12. A solid rubber cylinder having a top surface and a bottom surface;

the rubber cylinder having a height of about 1.25 inches and a diameter of about 3.4 inches;

the top surface having a circular recess at its center, the recess having a depth of about 0.25 inches and a diameter of about 2 inches; and

the rubber cylinder having a Shore A hardness of from 80 to 90.

13. The rubber cylinder of claim 12, wherein the rubber cylinder weighs from at least 8.5 ounces to about 10.5 ounces.

14. The rubber cylinder of claim 12, wherein the rubber cylinder is made from neoprene rubber.

15. The rubber cylinder of claim 12, further comprising an adhesive layer on the bottom surface.

16. A system for reducing the vibration of a front loading appliance, comprising a plurality of pads, wherein each pad comprises:

a rubber cylinder having a top surface and a bottom surface;

the top surface having a circular recess at its center; and

the rubber cylinder having a Shore A hardness of from about 70 to about 95.

17. The system of claim 16, wherein the system has a total of two pads.

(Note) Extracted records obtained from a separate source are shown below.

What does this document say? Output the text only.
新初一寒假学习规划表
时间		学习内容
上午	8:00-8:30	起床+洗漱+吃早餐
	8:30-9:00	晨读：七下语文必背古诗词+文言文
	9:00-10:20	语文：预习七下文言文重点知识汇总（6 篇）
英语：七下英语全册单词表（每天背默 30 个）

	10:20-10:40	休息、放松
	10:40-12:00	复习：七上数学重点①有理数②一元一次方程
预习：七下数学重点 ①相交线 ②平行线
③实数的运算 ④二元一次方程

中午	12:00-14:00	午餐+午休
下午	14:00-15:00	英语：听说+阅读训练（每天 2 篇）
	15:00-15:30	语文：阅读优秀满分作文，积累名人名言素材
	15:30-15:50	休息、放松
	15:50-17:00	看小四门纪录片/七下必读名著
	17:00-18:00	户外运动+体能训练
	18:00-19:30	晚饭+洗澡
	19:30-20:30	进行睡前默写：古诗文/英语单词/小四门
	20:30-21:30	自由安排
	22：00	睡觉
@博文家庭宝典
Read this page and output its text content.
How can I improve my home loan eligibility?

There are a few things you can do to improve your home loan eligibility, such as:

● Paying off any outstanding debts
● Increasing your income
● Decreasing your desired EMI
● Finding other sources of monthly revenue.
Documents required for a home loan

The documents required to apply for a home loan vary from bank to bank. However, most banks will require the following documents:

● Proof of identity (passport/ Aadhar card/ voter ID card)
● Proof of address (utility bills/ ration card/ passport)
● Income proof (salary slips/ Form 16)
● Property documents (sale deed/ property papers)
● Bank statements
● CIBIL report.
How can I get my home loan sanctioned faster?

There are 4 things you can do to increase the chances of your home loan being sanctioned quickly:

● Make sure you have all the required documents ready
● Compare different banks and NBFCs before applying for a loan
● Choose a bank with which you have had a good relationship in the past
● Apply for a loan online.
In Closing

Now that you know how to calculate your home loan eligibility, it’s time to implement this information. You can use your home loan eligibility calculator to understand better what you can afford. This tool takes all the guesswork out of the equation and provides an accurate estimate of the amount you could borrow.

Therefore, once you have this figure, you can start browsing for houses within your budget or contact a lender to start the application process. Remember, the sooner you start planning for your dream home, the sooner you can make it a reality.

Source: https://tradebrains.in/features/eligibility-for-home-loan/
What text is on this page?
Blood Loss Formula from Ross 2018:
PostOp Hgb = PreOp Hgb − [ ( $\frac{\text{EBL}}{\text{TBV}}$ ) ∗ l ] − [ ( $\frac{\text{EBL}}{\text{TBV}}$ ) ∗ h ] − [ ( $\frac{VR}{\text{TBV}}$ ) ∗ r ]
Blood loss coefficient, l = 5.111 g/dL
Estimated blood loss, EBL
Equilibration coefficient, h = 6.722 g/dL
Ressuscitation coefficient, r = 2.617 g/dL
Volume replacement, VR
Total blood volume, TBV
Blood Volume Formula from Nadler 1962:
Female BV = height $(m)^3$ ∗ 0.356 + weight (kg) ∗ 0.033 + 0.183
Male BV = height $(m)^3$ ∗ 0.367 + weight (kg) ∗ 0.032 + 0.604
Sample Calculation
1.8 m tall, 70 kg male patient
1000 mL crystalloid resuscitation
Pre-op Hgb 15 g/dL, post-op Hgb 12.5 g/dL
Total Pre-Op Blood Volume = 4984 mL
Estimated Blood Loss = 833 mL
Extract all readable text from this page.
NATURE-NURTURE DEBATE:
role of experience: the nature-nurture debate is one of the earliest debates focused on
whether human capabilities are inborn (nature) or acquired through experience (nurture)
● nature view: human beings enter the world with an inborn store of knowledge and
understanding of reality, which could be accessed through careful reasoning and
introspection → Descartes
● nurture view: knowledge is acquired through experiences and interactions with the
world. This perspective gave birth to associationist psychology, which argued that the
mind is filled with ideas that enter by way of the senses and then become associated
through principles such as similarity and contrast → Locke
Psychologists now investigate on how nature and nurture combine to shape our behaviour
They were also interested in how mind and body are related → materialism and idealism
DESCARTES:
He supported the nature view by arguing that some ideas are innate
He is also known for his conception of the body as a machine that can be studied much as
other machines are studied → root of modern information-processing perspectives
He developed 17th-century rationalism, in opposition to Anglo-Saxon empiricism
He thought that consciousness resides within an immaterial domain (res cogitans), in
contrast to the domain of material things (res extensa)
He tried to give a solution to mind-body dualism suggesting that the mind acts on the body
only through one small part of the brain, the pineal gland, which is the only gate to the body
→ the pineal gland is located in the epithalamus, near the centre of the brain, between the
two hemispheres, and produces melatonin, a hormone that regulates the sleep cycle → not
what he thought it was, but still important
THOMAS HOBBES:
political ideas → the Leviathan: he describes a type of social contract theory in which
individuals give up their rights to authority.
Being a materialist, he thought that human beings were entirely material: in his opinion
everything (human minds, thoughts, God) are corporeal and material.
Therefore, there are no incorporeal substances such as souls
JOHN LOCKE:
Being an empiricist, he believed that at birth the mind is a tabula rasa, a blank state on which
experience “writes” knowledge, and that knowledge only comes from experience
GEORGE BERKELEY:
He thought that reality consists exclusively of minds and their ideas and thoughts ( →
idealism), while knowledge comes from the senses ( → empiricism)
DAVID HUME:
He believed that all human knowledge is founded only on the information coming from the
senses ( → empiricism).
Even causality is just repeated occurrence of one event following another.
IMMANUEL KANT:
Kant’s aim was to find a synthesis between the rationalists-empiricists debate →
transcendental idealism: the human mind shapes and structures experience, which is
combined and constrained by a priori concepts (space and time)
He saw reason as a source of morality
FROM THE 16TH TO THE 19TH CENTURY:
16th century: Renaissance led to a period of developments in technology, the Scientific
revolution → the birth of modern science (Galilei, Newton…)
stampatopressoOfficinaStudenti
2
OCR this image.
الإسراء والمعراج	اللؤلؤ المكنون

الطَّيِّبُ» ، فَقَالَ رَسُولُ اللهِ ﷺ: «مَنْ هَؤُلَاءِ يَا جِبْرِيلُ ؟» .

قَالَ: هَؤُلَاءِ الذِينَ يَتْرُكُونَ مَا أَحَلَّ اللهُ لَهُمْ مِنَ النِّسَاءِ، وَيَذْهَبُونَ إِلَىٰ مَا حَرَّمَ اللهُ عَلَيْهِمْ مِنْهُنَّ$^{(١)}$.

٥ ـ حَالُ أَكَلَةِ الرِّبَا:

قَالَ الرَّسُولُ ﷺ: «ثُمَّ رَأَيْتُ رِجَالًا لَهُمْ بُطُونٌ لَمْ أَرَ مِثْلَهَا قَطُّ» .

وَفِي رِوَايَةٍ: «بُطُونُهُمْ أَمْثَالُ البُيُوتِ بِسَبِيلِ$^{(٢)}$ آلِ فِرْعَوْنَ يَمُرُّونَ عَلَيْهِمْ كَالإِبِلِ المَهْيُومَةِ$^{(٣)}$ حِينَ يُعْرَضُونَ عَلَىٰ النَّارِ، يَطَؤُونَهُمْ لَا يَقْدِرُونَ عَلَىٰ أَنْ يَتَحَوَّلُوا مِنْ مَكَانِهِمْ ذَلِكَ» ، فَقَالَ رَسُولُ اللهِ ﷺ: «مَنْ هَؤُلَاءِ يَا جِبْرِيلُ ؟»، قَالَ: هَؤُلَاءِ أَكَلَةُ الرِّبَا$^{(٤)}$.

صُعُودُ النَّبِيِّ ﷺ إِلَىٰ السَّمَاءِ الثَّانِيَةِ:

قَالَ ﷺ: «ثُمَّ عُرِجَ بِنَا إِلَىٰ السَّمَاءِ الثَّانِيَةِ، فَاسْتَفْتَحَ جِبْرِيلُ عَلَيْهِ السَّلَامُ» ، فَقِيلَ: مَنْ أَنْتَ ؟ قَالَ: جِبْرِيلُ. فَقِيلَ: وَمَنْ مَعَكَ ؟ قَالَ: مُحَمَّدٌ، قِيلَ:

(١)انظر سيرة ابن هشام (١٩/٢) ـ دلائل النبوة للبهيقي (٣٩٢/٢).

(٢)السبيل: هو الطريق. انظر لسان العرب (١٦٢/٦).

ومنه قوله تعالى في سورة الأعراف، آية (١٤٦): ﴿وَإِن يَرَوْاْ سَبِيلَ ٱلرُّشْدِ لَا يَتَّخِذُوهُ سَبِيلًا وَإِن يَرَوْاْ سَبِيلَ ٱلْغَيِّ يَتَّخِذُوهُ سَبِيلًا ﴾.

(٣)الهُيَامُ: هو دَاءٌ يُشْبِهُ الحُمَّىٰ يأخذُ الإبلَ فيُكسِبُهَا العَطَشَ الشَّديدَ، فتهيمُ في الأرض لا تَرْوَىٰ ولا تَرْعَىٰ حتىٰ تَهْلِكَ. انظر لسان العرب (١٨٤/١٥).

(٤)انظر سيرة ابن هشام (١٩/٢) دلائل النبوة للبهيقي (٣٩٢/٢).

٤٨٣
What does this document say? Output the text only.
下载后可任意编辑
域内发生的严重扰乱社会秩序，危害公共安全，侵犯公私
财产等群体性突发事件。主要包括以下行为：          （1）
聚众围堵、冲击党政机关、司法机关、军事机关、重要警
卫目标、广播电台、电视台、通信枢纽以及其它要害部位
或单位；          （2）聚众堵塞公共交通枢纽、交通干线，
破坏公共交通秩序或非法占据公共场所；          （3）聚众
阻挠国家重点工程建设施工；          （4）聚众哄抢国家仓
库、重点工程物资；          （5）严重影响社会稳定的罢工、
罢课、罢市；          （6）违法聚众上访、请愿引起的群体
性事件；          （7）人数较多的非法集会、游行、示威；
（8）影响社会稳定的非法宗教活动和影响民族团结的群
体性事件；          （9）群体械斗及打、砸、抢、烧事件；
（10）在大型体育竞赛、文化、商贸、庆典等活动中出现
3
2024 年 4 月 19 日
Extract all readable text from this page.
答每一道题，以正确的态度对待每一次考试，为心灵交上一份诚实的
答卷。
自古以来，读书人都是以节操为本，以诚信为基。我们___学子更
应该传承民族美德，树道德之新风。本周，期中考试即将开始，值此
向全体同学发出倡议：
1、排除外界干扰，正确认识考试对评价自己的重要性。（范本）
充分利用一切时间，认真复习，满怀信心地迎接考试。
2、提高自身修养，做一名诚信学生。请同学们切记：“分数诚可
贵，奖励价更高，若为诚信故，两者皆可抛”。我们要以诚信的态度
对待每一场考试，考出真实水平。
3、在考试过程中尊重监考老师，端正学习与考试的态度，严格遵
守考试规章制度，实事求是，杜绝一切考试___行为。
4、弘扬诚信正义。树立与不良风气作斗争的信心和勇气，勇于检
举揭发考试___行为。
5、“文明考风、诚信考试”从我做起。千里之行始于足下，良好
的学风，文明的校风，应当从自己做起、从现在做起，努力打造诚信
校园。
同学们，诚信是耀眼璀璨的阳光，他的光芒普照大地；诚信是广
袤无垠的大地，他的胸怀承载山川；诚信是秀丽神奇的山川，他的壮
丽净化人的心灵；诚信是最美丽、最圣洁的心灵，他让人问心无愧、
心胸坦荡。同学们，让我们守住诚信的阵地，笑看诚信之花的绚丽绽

18. The system of claim 16, wherein the system has a total of four pads.

19. The system of claim 16, wherein the rubber cylinder has a height of about 1.25 inches and a diameter of about 3.4 inches;

the top surface has a circular recess at its center, the recess having a depth of about 0.25 inches and a diameter of about 2 inches; and

the rubber cylinder weighs from at least 8.5 ounces to about 10.5 ounces.

20. The system of claim 16, wherein the rubber cylinder further comprises an adhesive layer on the bottom surface.